Somente em Muçum precisou haver intervenção do Ministério Público que fechou os três comitês para evitar aglomeração e acirramento dos ânimos. "Alguns militantes estavam próximo dos comitês que, por sua vez, ficavam perto de algumas urnas. Então optamos por tomar essa decisão", considera. Quanto às urnas, salienta que apenas duas - em Roca Sales e Vespasiano Corrêa - precisaram ser substituídas. Também houve du­as prisões em Encantado por porte ilegal de arma. Apesar dos poucos acontecimentos atípicos e de algumas denúncias sem comprovação, Juliane afirma que "foi uma eleição bonita e limpa". A promotora de Justiça Karina Mariotti também salientou a calmaria do pleito. Ela diz que a legislação mais dura e rígida contribuiu para que a compra de votos e outros crimes eleitorais fossem coibidos e não registrados.

União de esforços
A mesma realidade foi constatada na 21ª ZE, com sede em Estrela. Conforme o juiz eleitoral Rodrigo de Azevedo Bortoli, a eleição de 2012 consolida a eficiência do processo eletrônico que fecha uma década de operação. Além da agilidade da apuração, ele destaca o amadurecimento de po­líticos e eleitores e a união de forças policiais pela tranquilidade desse dia. "Este é um fenômeno que diferencia positivamente o Vale do Taquari."
Em Teutônia, sede da 125ª ZE, o dia nas seções também foi marcado pela serenidade. Um dos únicos fatos foi a apreensão de bandeiras que estavam sendo distribuídas em frente de uma seção eleitoral. Na 56ª ZE, que fica em Taquari, o processo foi normal. Apenas denúncias de compra de voto e boca de urna chegaram ao Cartório Eleitoral, conforme o chefe do local, João Eduardo Marques. Algumas vão ser apuradas pelo Ministério Público.    
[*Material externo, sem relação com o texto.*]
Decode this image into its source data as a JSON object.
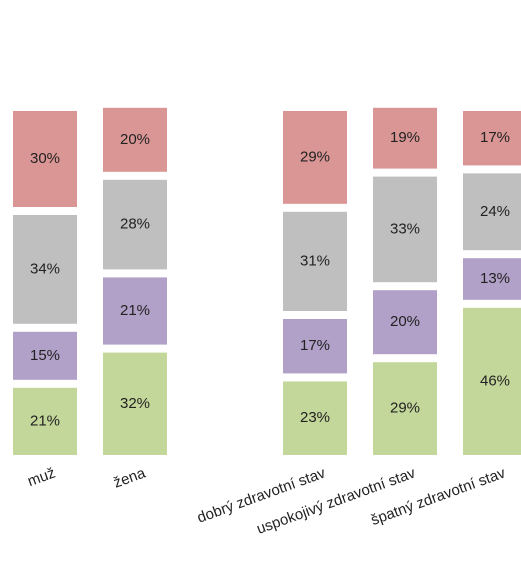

Nos municípios de abrangência da Comarca de Arvorezinha (145ª ZE), Ilópolis, Putinga e Itapuca, questões corriqueiras e denúncias também marcaram o domingo de eleição, conforme o juiz Miguel Carpi Nejar. "São fatos naturais, e por se tratar de um pleito municipal, a disputa é mais acirrada", afirma. Segundo ele, as delações serão apuradas e investigadas posteriormente. "E conforme a necessidade serão passadas para a Justiça", acrescenta. "Os imprevistos foram apenas na falta de mesários, que ocorreu em algumas seções, mas na medida do possível, os ausentes foram substituídos", destaca.